A Vida não engana, as ideias é que nos enganam! (3)
António Justo
A nossa opinião traz a cor dos nossos óculos. É monocromática, enquanto a realidade tem todas as cores do arco-íris. Com as lentes do nosso pensamento configuramos o mundo, a nossa maneira de ser, a nossa opinião e mentalidade. Além disso, usamos uma matriz de percepção selectiva, dirigida para a realidade apreendida como objecto e não como sujeito (ser em processo). A natureza dá-nos assim, para nos individuarmos, a possibilidade de ver a sua fluência transformada em camada de gelo, e assim nos podermos deslocar nela sem vertigens. Assim da órbita do pensamento criamos uma realidade virtual só para nós, separando-nos da natureza tal como a Lua se separou da Terra.
Fixados no movimento de rotação em volta de nós mesmos (do nosso ego) não pressentimos que estamos enquadrados em outros movimentos e forças, que fazemos parte duma Realidade complexa sob a força centrípeta dum Sol material e espiritual. Tal como o Sol continua a ser parte imperceptível da matéria até ao seu mínimo átomo, assim o Espírito faz parte do nosso corpo até às profundidades da nossa alma. O sol brilha na natureza como a intelig1ência no Homem. Como o Sol dá vida à natureza também o Espírito no Homem poderia dar maior brilho e honra à natureza humana, animal e vegetal.

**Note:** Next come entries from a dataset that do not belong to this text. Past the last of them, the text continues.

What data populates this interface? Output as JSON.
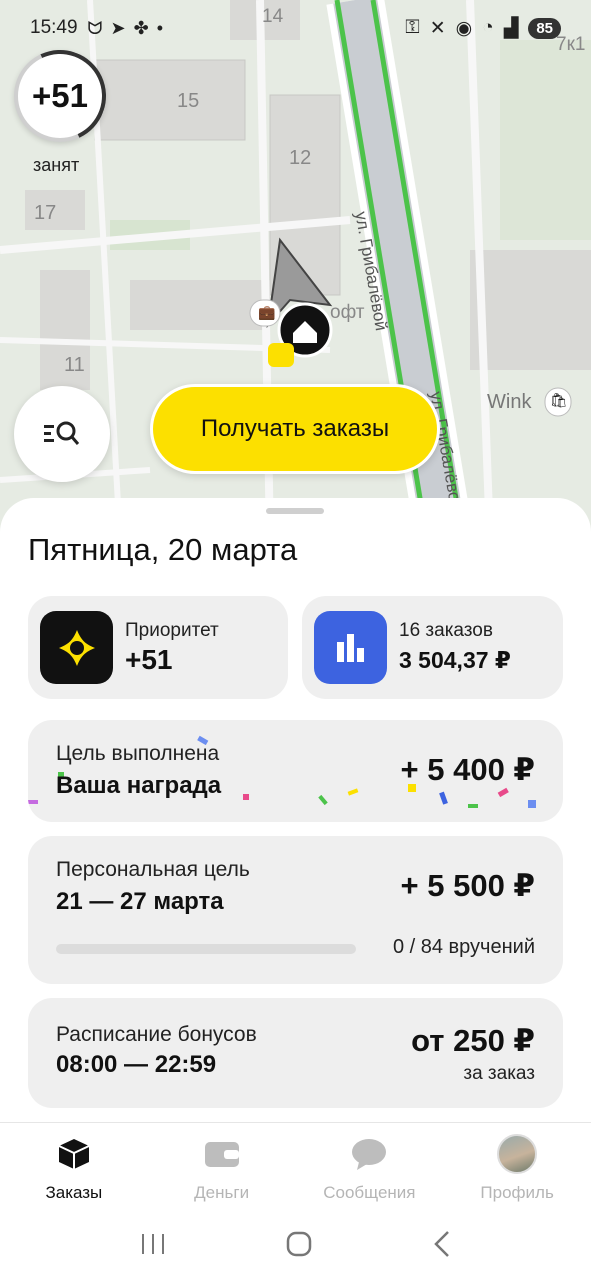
{
  "status_bar": {
    "time": "15:49",
    "battery": "85"
  },
  "map": {
    "house_numbers": [
      "14",
      "15",
      "12",
      "17",
      "11",
      "7к1"
    ],
    "street_labels": [
      "ул. Грибалёвой",
      "ул. Грибалёвой"
    ],
    "poi_labels": [
      "офт",
      "Wink"
    ],
    "priority_badge": "+51",
    "status_label": "занят",
    "get_orders_label": "Получать заказы"
  },
  "sheet": {
    "date_title": "Пятница, 20 марта",
    "priority_tile": {
      "label": "Приоритет",
      "value": "+51"
    },
    "orders_tile": {
      "label": "16 заказов",
      "value": "3 504,37 ₽"
    },
    "goal_done": {
      "label": "Цель выполнена",
      "title": "Ваша награда",
      "amount": "+ 5 400 ₽"
    },
    "personal_goal": {
      "label": "Персональная цель",
      "dates": "21 — 27 марта",
      "amount": "+ 5 500 ₽",
      "progress_text": "0 / 84 вручений",
      "progress": 0
    },
    "bonus_schedule": {
      "label": "Расписание бонусов",
      "hours": "08:00 — 22:59",
      "amount": "от 250 ₽",
      "sub": "за заказ"
    }
  },
  "bottom_nav": [
    {
      "label": "Заказы",
      "icon": "box-icon",
      "active": true
    },
    {
      "label": "Деньги",
      "icon": "wallet-icon",
      "active": false
    },
    {
      "label": "Сообщения",
      "icon": "chat-icon",
      "active": false
    },
    {
      "label": "Профиль",
      "icon": "avatar",
      "active": false
    }
  ],
  "colors": {
    "accent_yellow": "#fce000",
    "orders_blue": "#3d63e0",
    "road_green": "#4cc34a"
  }
}
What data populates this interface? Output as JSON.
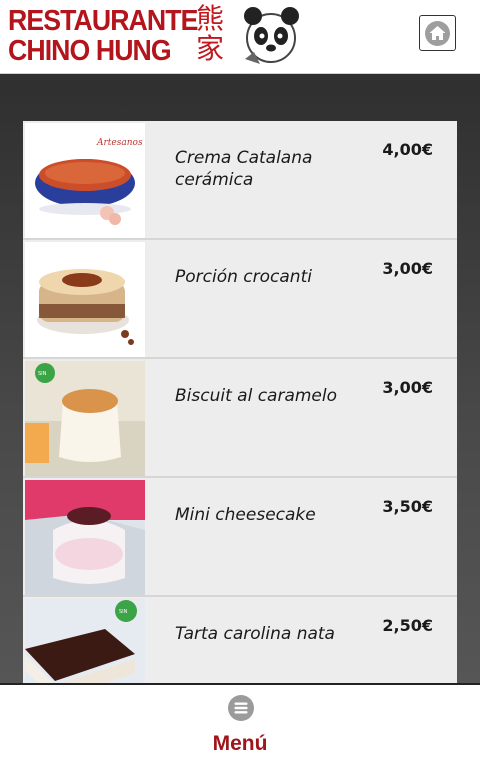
{
  "header": {
    "logo_line1": "RESTAURANTE",
    "logo_line2": "CHINO HUNG",
    "logo_cjk_top": "熊",
    "logo_cjk_bottom": "家",
    "home_icon": "home-icon"
  },
  "colors": {
    "brand_red": "#b4141b",
    "menu_red": "#a0151b",
    "item_bg": "#ededed"
  },
  "items": [
    {
      "name": "Crema Catalana cerámica",
      "price": "4,00€",
      "thumb_icon": "crema-catalana-image",
      "thumb_caption": "Artesanos"
    },
    {
      "name": "Porción crocanti",
      "price": "3,00€",
      "thumb_icon": "porcion-crocanti-image"
    },
    {
      "name": "Biscuit al caramelo",
      "price": "3,00€",
      "thumb_icon": "biscuit-caramelo-image",
      "badge": "Sin gluten"
    },
    {
      "name": "Mini cheesecake",
      "price": "3,50€",
      "thumb_icon": "mini-cheesecake-image"
    },
    {
      "name": "Tarta carolina nata",
      "price": "2,50€",
      "thumb_icon": "tarta-carolina-image",
      "badge": "Sin gluten"
    }
  ],
  "footer": {
    "menu_label": "Menú",
    "menu_icon": "hamburger-menu-icon"
  }
}
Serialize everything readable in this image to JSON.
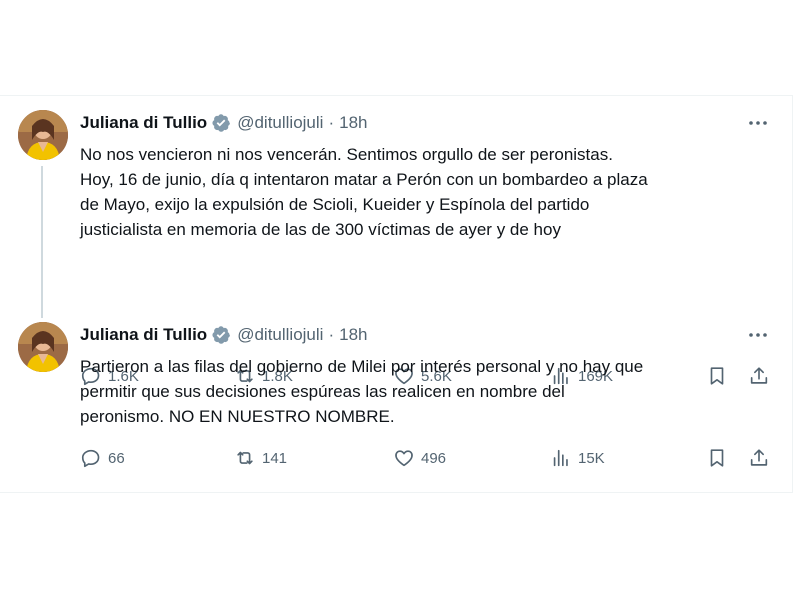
{
  "tweets": [
    {
      "author_name": "Juliana di Tullio",
      "handle": "@ditulliojuli",
      "separator": "·",
      "time": "18h",
      "text_lines": [
        "No nos vencieron ni nos vencerán. Sentimos orgullo de ser peronistas.",
        "Hoy, 16 de junio, día q intentaron matar a Perón con un bombardeo a plaza",
        "de Mayo, exijo la expulsión de Scioli, Kueider y Espínola del partido",
        "justicialista en memoria de las de 300 víctimas de ayer y de hoy"
      ],
      "replies": "1.6K",
      "reposts": "1.8K",
      "likes": "5.6K",
      "views": "169K"
    },
    {
      "author_name": "Juliana di Tullio",
      "handle": "@ditulliojuli",
      "separator": "·",
      "time": "18h",
      "text_lines": [
        "Partieron a las filas del gobierno de Milei por interés personal y no hay que",
        "permitir que sus decisiones espúreas las realicen en nombre del",
        "peronismo. NO EN NUESTRO NOMBRE."
      ],
      "replies": "66",
      "reposts": "141",
      "likes": "496",
      "views": "15K"
    }
  ],
  "icons": {
    "verified": "verified-badge-icon",
    "more": "more-icon",
    "reply": "reply-icon",
    "repost": "repost-icon",
    "like": "heart-icon",
    "views": "views-icon",
    "bookmark": "bookmark-icon",
    "share": "share-icon"
  },
  "colors": {
    "text": "#0f1419",
    "secondary": "#536471",
    "verified": "#829aab",
    "border": "#eff3f4"
  }
}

Afirmar-se ou definir-se pela própria posição estática, pelo seu ponto de vista, é tão perigoso como se a Terra se afirmasse sem o Sol. O próprio ponto de encontro de si mesmo na própria rotação pressupõe a existência de outras órbitas e forças de transacção, a existência do outro, como parte também ela formadora da própria identidade. Para entrarmos em nós pressupõe-se então a distanciação de nós mesmos no outro, na outra parte que nos forma e alarga. Alarga não só na perspectiva do sistema mas no sentido metafísico como o entende Heidegger em “Ser e Tempo” ao distinguir entre “as coisas do mundo” e o “Ser”, entre o nosso ser ôntico e ontológico.

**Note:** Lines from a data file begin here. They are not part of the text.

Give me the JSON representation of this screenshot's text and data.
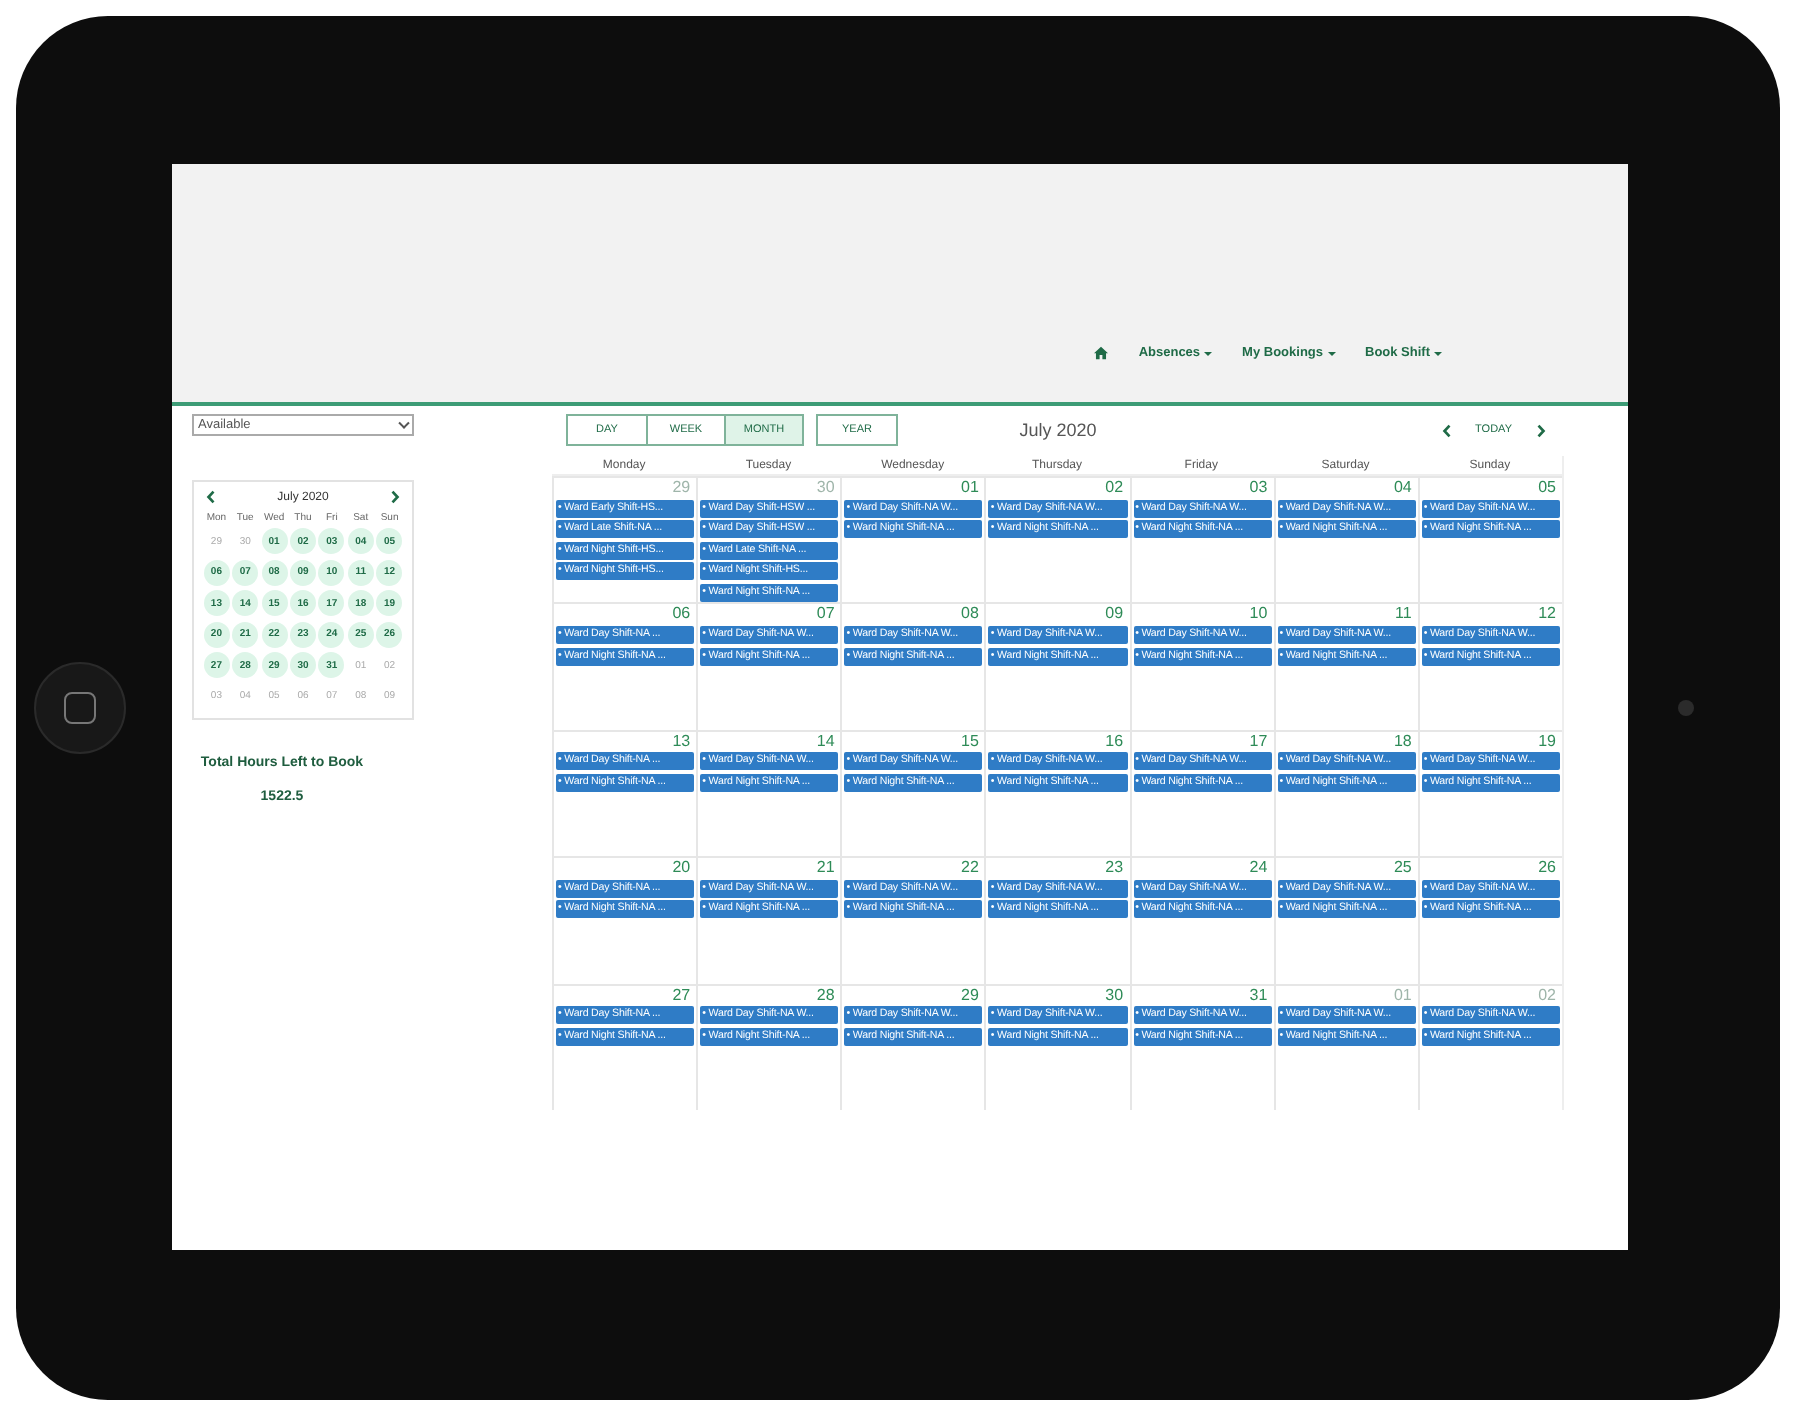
{
  "nav": {
    "items": [
      {
        "label": "Absences"
      },
      {
        "label": "My Bookings"
      },
      {
        "label": "Book Shift"
      }
    ]
  },
  "filter": {
    "value": "Available"
  },
  "mini_calendar": {
    "title": "July 2020",
    "weekdays": [
      "Mon",
      "Tue",
      "Wed",
      "Thu",
      "Fri",
      "Sat",
      "Sun"
    ],
    "weeks": [
      [
        {
          "label": "29",
          "in_month": false
        },
        {
          "label": "30",
          "in_month": false
        },
        {
          "label": "01",
          "in_month": true
        },
        {
          "label": "02",
          "in_month": true
        },
        {
          "label": "03",
          "in_month": true
        },
        {
          "label": "04",
          "in_month": true
        },
        {
          "label": "05",
          "in_month": true
        }
      ],
      [
        {
          "label": "06",
          "in_month": true
        },
        {
          "label": "07",
          "in_month": true
        },
        {
          "label": "08",
          "in_month": true
        },
        {
          "label": "09",
          "in_month": true
        },
        {
          "label": "10",
          "in_month": true
        },
        {
          "label": "11",
          "in_month": true
        },
        {
          "label": "12",
          "in_month": true
        }
      ],
      [
        {
          "label": "13",
          "in_month": true
        },
        {
          "label": "14",
          "in_month": true
        },
        {
          "label": "15",
          "in_month": true
        },
        {
          "label": "16",
          "in_month": true
        },
        {
          "label": "17",
          "in_month": true
        },
        {
          "label": "18",
          "in_month": true
        },
        {
          "label": "19",
          "in_month": true
        }
      ],
      [
        {
          "label": "20",
          "in_month": true
        },
        {
          "label": "21",
          "in_month": true
        },
        {
          "label": "22",
          "in_month": true
        },
        {
          "label": "23",
          "in_month": true
        },
        {
          "label": "24",
          "in_month": true
        },
        {
          "label": "25",
          "in_month": true
        },
        {
          "label": "26",
          "in_month": true
        }
      ],
      [
        {
          "label": "27",
          "in_month": true
        },
        {
          "label": "28",
          "in_month": true
        },
        {
          "label": "29",
          "in_month": true
        },
        {
          "label": "30",
          "in_month": true
        },
        {
          "label": "31",
          "in_month": true
        },
        {
          "label": "01",
          "in_month": false
        },
        {
          "label": "02",
          "in_month": false
        }
      ],
      [
        {
          "label": "03",
          "in_month": false
        },
        {
          "label": "04",
          "in_month": false
        },
        {
          "label": "05",
          "in_month": false
        },
        {
          "label": "06",
          "in_month": false
        },
        {
          "label": "07",
          "in_month": false
        },
        {
          "label": "08",
          "in_month": false
        },
        {
          "label": "09",
          "in_month": false
        }
      ]
    ]
  },
  "total": {
    "label": "Total Hours Left to Book",
    "value": "1522.5"
  },
  "view_buttons": [
    {
      "label": "DAY",
      "selected": false
    },
    {
      "label": "WEEK",
      "selected": false
    },
    {
      "label": "MONTH",
      "selected": true
    },
    {
      "label": "YEAR",
      "selected": false
    }
  ],
  "calendar": {
    "title": "July 2020",
    "today": "TODAY",
    "weekdays": [
      "Monday",
      "Tuesday",
      "Wednesday",
      "Thursday",
      "Friday",
      "Saturday",
      "Sunday"
    ],
    "weeks": [
      [
        {
          "date": "29",
          "in_month": false,
          "events": [
            "• Ward Early Shift-HS...",
            "• Ward Late Shift-NA ...",
            "• Ward Night Shift-HS...",
            "• Ward Night Shift-HS..."
          ]
        },
        {
          "date": "30",
          "in_month": false,
          "events": [
            "• Ward Day Shift-HSW ...",
            "• Ward Day Shift-HSW ...",
            "• Ward Late Shift-NA ...",
            "• Ward Night Shift-HS...",
            "• Ward Night Shift-NA ..."
          ]
        },
        {
          "date": "01",
          "in_month": true,
          "events": [
            "• Ward Day Shift-NA W...",
            "• Ward Night Shift-NA ..."
          ]
        },
        {
          "date": "02",
          "in_month": true,
          "events": [
            "• Ward Day Shift-NA W...",
            "• Ward Night Shift-NA ..."
          ]
        },
        {
          "date": "03",
          "in_month": true,
          "events": [
            "• Ward Day Shift-NA W...",
            "• Ward Night Shift-NA ..."
          ]
        },
        {
          "date": "04",
          "in_month": true,
          "events": [
            "• Ward Day Shift-NA W...",
            "• Ward Night Shift-NA ..."
          ]
        },
        {
          "date": "05",
          "in_month": true,
          "events": [
            "• Ward Day Shift-NA W...",
            "• Ward Night Shift-NA ..."
          ]
        }
      ],
      [
        {
          "date": "06",
          "in_month": true,
          "events": [
            "• Ward Day Shift-NA ...",
            "• Ward Night Shift-NA ..."
          ]
        },
        {
          "date": "07",
          "in_month": true,
          "events": [
            "• Ward Day Shift-NA W...",
            "• Ward Night Shift-NA ..."
          ]
        },
        {
          "date": "08",
          "in_month": true,
          "events": [
            "• Ward Day Shift-NA W...",
            "• Ward Night Shift-NA ..."
          ]
        },
        {
          "date": "09",
          "in_month": true,
          "events": [
            "• Ward Day Shift-NA W...",
            "• Ward Night Shift-NA ..."
          ]
        },
        {
          "date": "10",
          "in_month": true,
          "events": [
            "• Ward Day Shift-NA W...",
            "• Ward Night Shift-NA ..."
          ]
        },
        {
          "date": "11",
          "in_month": true,
          "events": [
            "• Ward Day Shift-NA W...",
            "• Ward Night Shift-NA ..."
          ]
        },
        {
          "date": "12",
          "in_month": true,
          "events": [
            "• Ward Day Shift-NA W...",
            "• Ward Night Shift-NA ..."
          ]
        }
      ],
      [
        {
          "date": "13",
          "in_month": true,
          "events": [
            "• Ward Day Shift-NA ...",
            "• Ward Night Shift-NA ..."
          ]
        },
        {
          "date": "14",
          "in_month": true,
          "events": [
            "• Ward Day Shift-NA W...",
            "• Ward Night Shift-NA ..."
          ]
        },
        {
          "date": "15",
          "in_month": true,
          "events": [
            "• Ward Day Shift-NA W...",
            "• Ward Night Shift-NA ..."
          ]
        },
        {
          "date": "16",
          "in_month": true,
          "events": [
            "• Ward Day Shift-NA W...",
            "• Ward Night Shift-NA ..."
          ]
        },
        {
          "date": "17",
          "in_month": true,
          "events": [
            "• Ward Day Shift-NA W...",
            "• Ward Night Shift-NA ..."
          ]
        },
        {
          "date": "18",
          "in_month": true,
          "events": [
            "• Ward Day Shift-NA W...",
            "• Ward Night Shift-NA ..."
          ]
        },
        {
          "date": "19",
          "in_month": true,
          "events": [
            "• Ward Day Shift-NA W...",
            "• Ward Night Shift-NA ..."
          ]
        }
      ],
      [
        {
          "date": "20",
          "in_month": true,
          "events": [
            "• Ward Day Shift-NA ...",
            "• Ward Night Shift-NA ..."
          ]
        },
        {
          "date": "21",
          "in_month": true,
          "events": [
            "• Ward Day Shift-NA W...",
            "• Ward Night Shift-NA ..."
          ]
        },
        {
          "date": "22",
          "in_month": true,
          "events": [
            "• Ward Day Shift-NA W...",
            "• Ward Night Shift-NA ..."
          ]
        },
        {
          "date": "23",
          "in_month": true,
          "events": [
            "• Ward Day Shift-NA W...",
            "• Ward Night Shift-NA ..."
          ]
        },
        {
          "date": "24",
          "in_month": true,
          "events": [
            "• Ward Day Shift-NA W...",
            "• Ward Night Shift-NA ..."
          ]
        },
        {
          "date": "25",
          "in_month": true,
          "events": [
            "• Ward Day Shift-NA W...",
            "• Ward Night Shift-NA ..."
          ]
        },
        {
          "date": "26",
          "in_month": true,
          "events": [
            "• Ward Day Shift-NA W...",
            "• Ward Night Shift-NA ..."
          ]
        }
      ],
      [
        {
          "date": "27",
          "in_month": true,
          "events": [
            "• Ward Day Shift-NA ...",
            "• Ward Night Shift-NA ..."
          ]
        },
        {
          "date": "28",
          "in_month": true,
          "events": [
            "• Ward Day Shift-NA W...",
            "• Ward Night Shift-NA ..."
          ]
        },
        {
          "date": "29",
          "in_month": true,
          "events": [
            "• Ward Day Shift-NA W...",
            "• Ward Night Shift-NA ..."
          ]
        },
        {
          "date": "30",
          "in_month": true,
          "events": [
            "• Ward Day Shift-NA W...",
            "• Ward Night Shift-NA ..."
          ]
        },
        {
          "date": "31",
          "in_month": true,
          "events": [
            "• Ward Day Shift-NA W...",
            "• Ward Night Shift-NA ..."
          ]
        },
        {
          "date": "01",
          "in_month": false,
          "events": [
            "• Ward Day Shift-NA W...",
            "• Ward Night Shift-NA ..."
          ]
        },
        {
          "date": "02",
          "in_month": false,
          "events": [
            "• Ward Day Shift-NA W...",
            "• Ward Night Shift-NA ..."
          ]
        }
      ]
    ]
  }
}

Geralmente vive-se da fixação na ilusão da própria visão longe da Realidade que não se deixa reduzir aos canais do pensamento mas acontece na dinâmica do sempre novo, sempre diferente. A ideia é abstracção, uma paisagem da vida a partir da janela da nossa pessoa, condicionada ao nosso saber e sentir. Não vemos a realidade, interpretámo-la através da janela distante dos nossos sentidos. Somos tradutores dum texto comum em que as letras todas correm lá no profundo de cada um de nós e simultaneamente em toda a realidade.

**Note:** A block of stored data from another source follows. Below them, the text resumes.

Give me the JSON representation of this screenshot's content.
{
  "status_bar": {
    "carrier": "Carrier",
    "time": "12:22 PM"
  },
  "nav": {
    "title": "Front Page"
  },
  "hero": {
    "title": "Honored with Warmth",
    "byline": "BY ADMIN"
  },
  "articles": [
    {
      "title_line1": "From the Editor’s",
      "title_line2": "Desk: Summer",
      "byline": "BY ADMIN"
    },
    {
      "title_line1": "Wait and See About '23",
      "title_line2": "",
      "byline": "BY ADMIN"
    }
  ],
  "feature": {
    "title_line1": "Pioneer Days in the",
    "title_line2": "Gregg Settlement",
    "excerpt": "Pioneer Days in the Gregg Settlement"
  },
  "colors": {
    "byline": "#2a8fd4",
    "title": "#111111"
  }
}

Longe da vida e à caça de vivências, ficamos presos nas laçadas das nossas opiniões. Confundimos a realidade e a verdade profunda com as condutas de acesso a ela: as condutas das opiniões e concepções, os pipelines das civilizações ou as maneiras de ver em voga. A vida torna-se no negativo (filme) da realidade. Na velocidade da dança e na riqueza superelegante da roupagem torna-se difícil descobrir o rosto da vida. A vida não engana, o que engana é a vertigem das ideias! Em vez de identificar o pensamento com a realidade, será óbvio reconhecer no sistema de pensamento um sistema de abordagem e de condução, no cruzamento de outras órbitas. Para evitar a frustração do próprio engano e do engano dos outros, há que descer à profundidade do ser onde a vida corre como ribeiro imperceptível na floresta da realidade. No mais íntimo de nós mesmos, não só na rota das órbitas, encontramos o mesmo Sol que procuramos lá fora. A opinião é uma pobre membrana aberta à osmose do ser todo que é a Verdade! Nestas condições, passo a ser todo na complementaridade do eu – tu – nós.